What's inside the strategy

The document sets three dimensions of success: increasing production with higher added value, creating a favorable environment for exporters, and strengthening state support institutions. A separate emphasis is on reducing the share of raw materials in the export structure from the current 87.3% to 59%. That is, almost a third of what Ukraine exports should stop being just grain or ore and become a finished product.

According to Taras Kachka, vice prime minister for European integration, the basic principle of the strategy became the "Made in Ukraine" policy — the state should perform service functions for business rather than simply declare support.

Among the specific tools are the development of an Export Credit Agency, expansion of the network of trade missions abroad, and multimodal corridors to the EU. The strategy was developed together with business, industry associations, and international partners, including UNDP.

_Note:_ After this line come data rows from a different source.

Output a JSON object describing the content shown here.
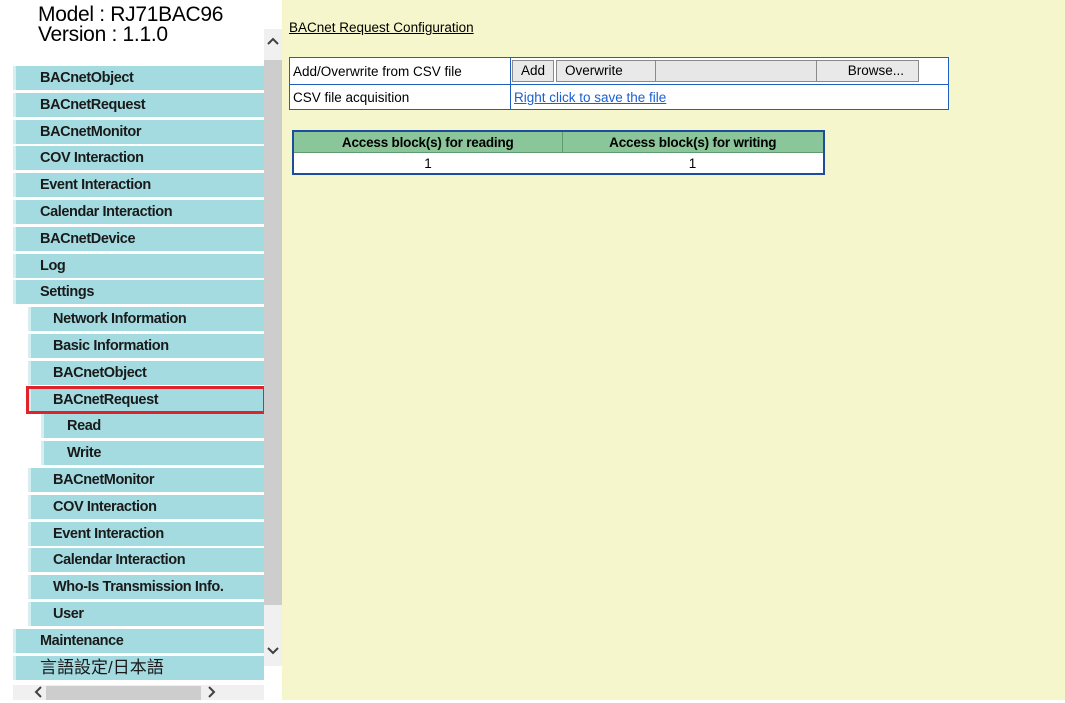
{
  "sidebar": {
    "model": "Model : RJ71BAC96",
    "version": "Version : 1.1.0",
    "items": [
      {
        "label": "BACnetObject"
      },
      {
        "label": "BACnetRequest"
      },
      {
        "label": "BACnetMonitor"
      },
      {
        "label": "COV Interaction"
      },
      {
        "label": "Event Interaction"
      },
      {
        "label": "Calendar Interaction"
      },
      {
        "label": "BACnetDevice"
      },
      {
        "label": "Log"
      },
      {
        "label": "Settings"
      },
      {
        "label": "Network Information"
      },
      {
        "label": "Basic Information"
      },
      {
        "label": "BACnetObject"
      },
      {
        "label": "BACnetRequest"
      },
      {
        "label": "Read"
      },
      {
        "label": "Write"
      },
      {
        "label": "BACnetMonitor"
      },
      {
        "label": "COV Interaction"
      },
      {
        "label": "Event Interaction"
      },
      {
        "label": "Calendar Interaction"
      },
      {
        "label": "Who-Is Transmission Info."
      },
      {
        "label": "User"
      },
      {
        "label": "Maintenance"
      },
      {
        "label": "言語設定/日本語"
      }
    ],
    "selected_item": "BACnetRequest",
    "selected_color": "#e0232a"
  },
  "main": {
    "breadcrumb": "BACnet Request Configuration",
    "csv": {
      "add_overwrite_label": "Add/Overwrite from CSV file",
      "add_button": "Add",
      "overwrite_button": "Overwrite",
      "browse_button": "Browse...",
      "acquisition_label": "CSV file acquisition",
      "acquisition_link": "Right click to save the file"
    },
    "access_table": {
      "headers": [
        "Access block(s) for reading",
        "Access block(s) for writing"
      ],
      "rows": [
        [
          "1",
          "1"
        ]
      ]
    }
  },
  "colors": {
    "nav_background": "#a3dbe1",
    "main_background": "#f6f6cc",
    "table_header": "#8bc69a",
    "link": "#1a5fd1"
  },
  "icons": {
    "scroll_up": "chevron-up-icon",
    "scroll_down": "chevron-down-icon",
    "scroll_left": "chevron-left-icon",
    "scroll_right": "chevron-right-icon"
  }
}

Third strategy in eight years

This is not the first such attempt. In 2017, the government approved the "Roadmap for Strategic Trade Development 2017–2021". The result — a declarative document that, as the Ukrainian Union of Industrialists and Entrepreneurs noted back in 2019, "did not solve important issues for business," and the Export Credit Agency never fully launched. The next strategy — for the agricultural sector until 2026 — according to analysts, was inherited by the Honcharuk government "in half-finished form" and also did not produce systemic results.

"Nominally adopted in 2017, the Export Strategy is a declarative document that has not been solving important business issues all this time"

— Ukrainian Union of Industrialists and Entrepreneurs, 2019

The new strategy was developed with this experience in mind: it is supplemented with an operational plan of measures, and the goals themselves are tied to measurable indicators. But an operational plan is not yet a law with sanctions for non-compliance.

Where the real challenge lies

Growth from $48 billion to $85 billion implies an increase of 77% over five years amid active war, destroyed infrastructure, and workforce outflow. The share of exports in GDP over the past decade has already declined from 49% in 2014 to 25% in 2023 — that is, the movement is heading in the opposite direction from the goal.

A practical chance for the strategy is the European integration track: unification of technical regulations with the EU and development of multimodal logistics give business real new markets. The risk is the same as always: a document without a mandatory enforcement mechanism depends on the political will of each subsequent government.

If the Export Credit Agency finally launches fully and the first multimodal corridors to the EU are opened by the end of 2026 — the strategy will have a chance not to repeat the fate of its predecessors.